Как ни странно, рапорт был подписан почти мгновенно. Никто не поговорил с ним, не поинтересовался мотивами: рушилась огромная страна, разваливалась армия, и каждая ее клеточка в этот момент думала о том, как выжить ей. Хотя давно известно, что клеточки выживают только тогда, когда думают и работают на весь организм, будь то организм человека или государства.
Равнодушно отнеслись к поступку Димы и его однокурсники. И только курсанты третьего и четвертого курсов прямо называли его дураком, но не за то, что он написал рапорт, а за то, что написал его слишком рано.
– Идиот, – говорили они Веригину, – рапорт надо писать, прокантовавшись в училище минимум два года, а так в армию загремишь и будешь в войсках за танками бегать…
Следующий день принес мне еще две радости: вернулся Силин и я нашел ключ к Ганиеву-второму, чего я вообще-то не ожидал.
День начался плохо: куда-то пропал Володин. Потом он появился взвинченный и дерганный. Я зачастил в подъезд, где работали плотники. Володин почувствовал контроль, но ничего не сказал, зато его шестерка Кошкин при моем появлении пел себе под нос: «Собака лаила, меня кусаила, за что кусаила, сама не знаила…»
В одиннадцать пошел на траншею. Там все было по-прежнему: работал один Гуссейнов, а бригада собралась вокруг Ганиева-второго. Тот сидел на корточках и выставлял на еще не сожженном поддоне кирпичи: два на ребро, один – плашмя на них. Ганиев намеревался показать свою силу, и показ этот был приурочен к моему приходу.
Стоящие вокруг Ганиева делали вид, что увлечены приготовлениями своего земляка и не замечают меня. Раздвинув их, я присел перед поддоном напротив Ганиева и резко ударил кулаком по кирпичу. Я давно не занимался подобными штуками, но сомнений у меня не было: во-первых, красный кирпич не такой прочный, как, скажем, силикатный; во-вторых, я знал секрет расколки – нужно не бояться боли и фокусировать удар в нижней части кирпича, а не на его поверхности; в-третьих, я был страшно зол и мог переломить без всяких восточных премудростей два таких кирпича.

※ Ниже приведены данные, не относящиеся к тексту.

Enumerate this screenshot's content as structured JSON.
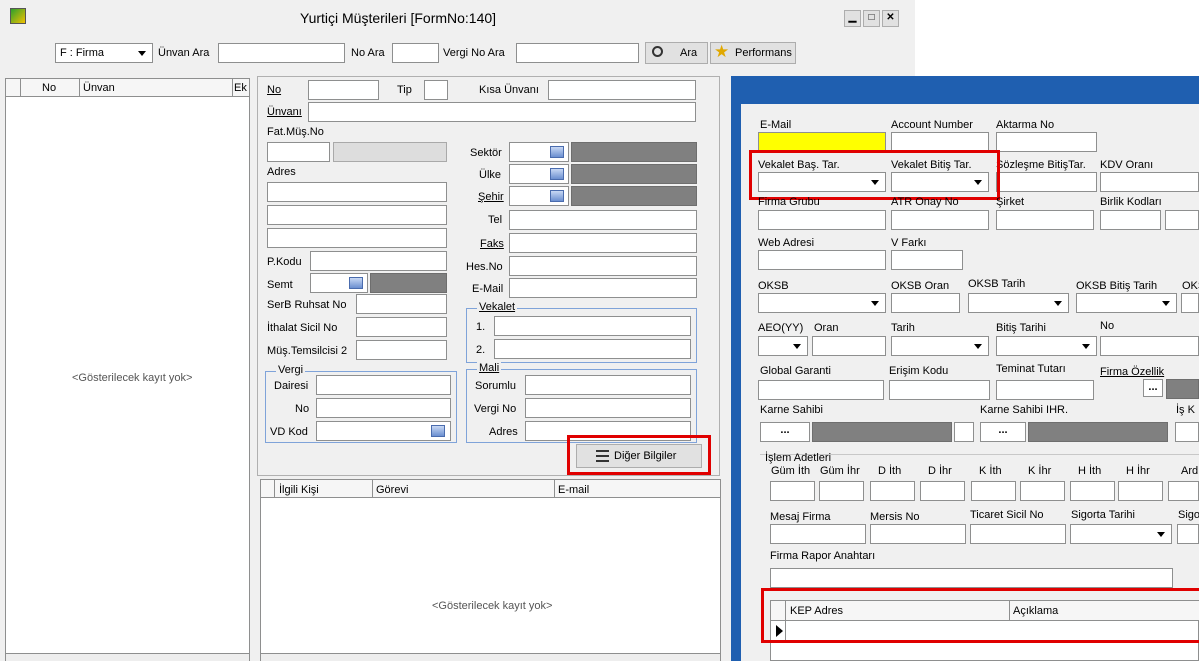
{
  "window": {
    "title": "Yurtiçi Müşterileri [FormNo:140]",
    "minimize": "▁",
    "maximize": "□",
    "close": "✕"
  },
  "toolbar": {
    "firma_select": "F : Firma",
    "unvan_ara": "Ünvan Ara",
    "no_ara": "No Ara",
    "vergi_no_ara": "Vergi No Ara",
    "ara": "Ara",
    "performans": "Performans"
  },
  "left_grid": {
    "col_no": "No",
    "col_unvan": "Ünvan",
    "col_ek": "Ek",
    "empty": "<Gösterilecek kayıt yok>"
  },
  "form": {
    "no": "No",
    "tip": "Tip",
    "kisa_unvan": "Kısa Ünvanı",
    "unvan": "Ünvanı",
    "fat_mus_no": "Fat.Müş.No",
    "sektor": "Sektör",
    "ulke": "Ülke",
    "sehir": "Şehir",
    "tel": "Tel",
    "faks": "Faks",
    "hes_no": "Hes.No",
    "email": "E-Mail",
    "adres": "Adres",
    "pkodu": "P.Kodu",
    "semt": "Semt",
    "serb_ruhsat": "SerB Ruhsat No",
    "ithalat_sicil": "İthalat Sicil No",
    "mus_temsilci": "Müş.Temsilcisi 2",
    "vekalet_title": "Vekalet",
    "vekalet_1": "1.",
    "vekalet_2": "2.",
    "vergi_title": "Vergi",
    "vergi_dairesi": "Dairesi",
    "vergi_no": "No",
    "vd_kod": "VD Kod",
    "mali_title": "Mali",
    "mali_sorumlu": "Sorumlu",
    "mali_vergi_no": "Vergi No",
    "mali_adres": "Adres",
    "diger_bilgiler": "Diğer Bilgiler"
  },
  "contacts": {
    "col_ilgili": "İlgili Kişi",
    "col_gorevi": "Görevi",
    "col_email": "E-mail",
    "empty": "<Gösterilecek kayıt yok>"
  },
  "right": {
    "email": "E-Mail",
    "account_number": "Account Number",
    "aktarma_no": "Aktarma No",
    "vekalet_bas": "Vekalet Baş. Tar.",
    "vekalet_bitis": "Vekalet Bitiş Tar.",
    "sozlesme_bitis": "Sözleşme BitişTar.",
    "kdv_orani": "KDV Oranı",
    "firma_grubu": "Firma Grubu",
    "atr_onay": "ATR Onay No",
    "sirket": "Şirket",
    "birlik_kodlari": "Birlik Kodları",
    "web_adresi": "Web Adresi",
    "v_farki": "V Farkı",
    "oksb": "OKSB",
    "oksb_oran": "OKSB Oran",
    "oksb_tarih": "OKSB Tarih",
    "oksb_bitis": "OKSB Bitiş Tarih",
    "oks": "OKS",
    "aeo": "AEO(YY)",
    "oran": "Oran",
    "tarih": "Tarih",
    "bitis_tarihi": "Bitiş Tarihi",
    "no": "No",
    "global_garanti": "Global Garanti",
    "erisim_kodu": "Erişim Kodu",
    "teminat_tutari": "Teminat Tutarı",
    "firma_ozellik": "Firma Özellik",
    "karne_sahibi": "Karne Sahibi",
    "karne_sahibi_ihr": "Karne Sahibi IHR.",
    "is_k": "İş K",
    "islem_adetleri": "İşlem Adetleri",
    "gum_ith": "Güm İth",
    "gum_ihr": "Güm İhr",
    "d_ith": "D İth",
    "d_ihr": "D İhr",
    "k_ith": "K İth",
    "k_ihr": "K İhr",
    "h_ith": "H İth",
    "h_ihr": "H İhr",
    "ard": "Ard",
    "mesaj_firma": "Mesaj Firma",
    "mersis_no": "Mersis No",
    "ticaret_sicil": "Ticaret Sicil No",
    "sigorta_tarihi": "Sigorta Tarihi",
    "sigo": "Sigo",
    "firma_rapor": "Firma Rapor Anahtarı",
    "kep_adres": "KEP Adres",
    "aciklama": "Açıklama",
    "ellipsis": "..."
  },
  "colors": {
    "highlight": "#e00000",
    "email_bg": "#ffff00"
  }
}
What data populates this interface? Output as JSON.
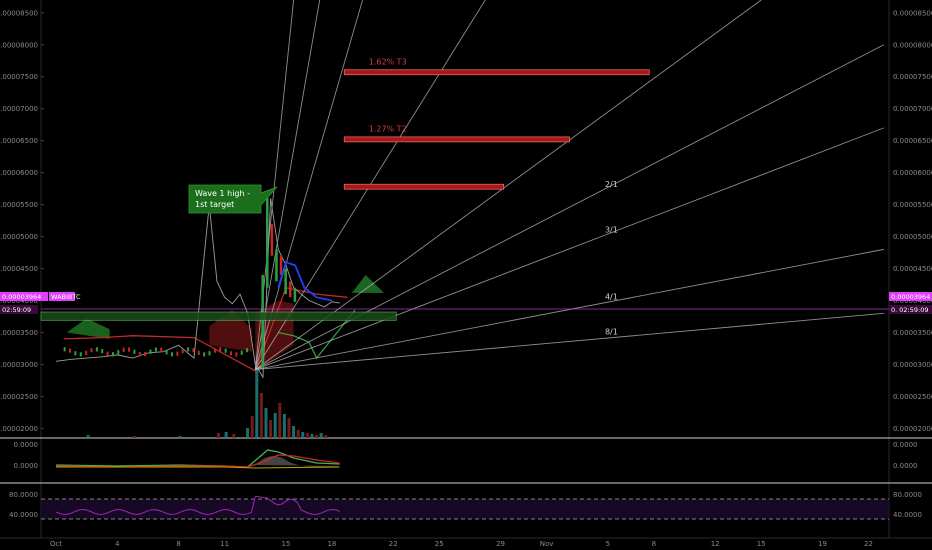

– А теперь, – сказал я, отбросив половинки в разные стороны, – одно из двух: либо вы работаете, либо отдельных из вас я отправлю в часть. – И, чтобы это было наглядней, добавил: – Как Литвякова.
Бригада стала разбирать инструменты, однако Ганиев-второй так и остался у поддона.
Перед обедом я опять заглянул в пятую. К моему приходу все были в траншее, а Ганиев-второй сидел на корточках возле знакомой конструкции. Это было вызовом: я подошел к поддону и с коротким выдохом ударил. Дикая боль пронзила кисть, казалось, кости руки лопнули одновременно. Еле сдерживаясь, чтобы не въехать Ганиеву в ухо, я перевернул кирпич: мое предположение подтвердилось – это был спекшийся, пережженый кирпич, который и трактором не раздавишь.
– Такие не ломаются, – сказал я Ганиеву, медленно сказал, чтобы хватило сил и говорить, и не заорать от боли. Так же медленно и спокойно, будто ничего не случилось, посмотрел, как идет работа в траншее, произнес: «Наверстывать надо» – и пошел прочь.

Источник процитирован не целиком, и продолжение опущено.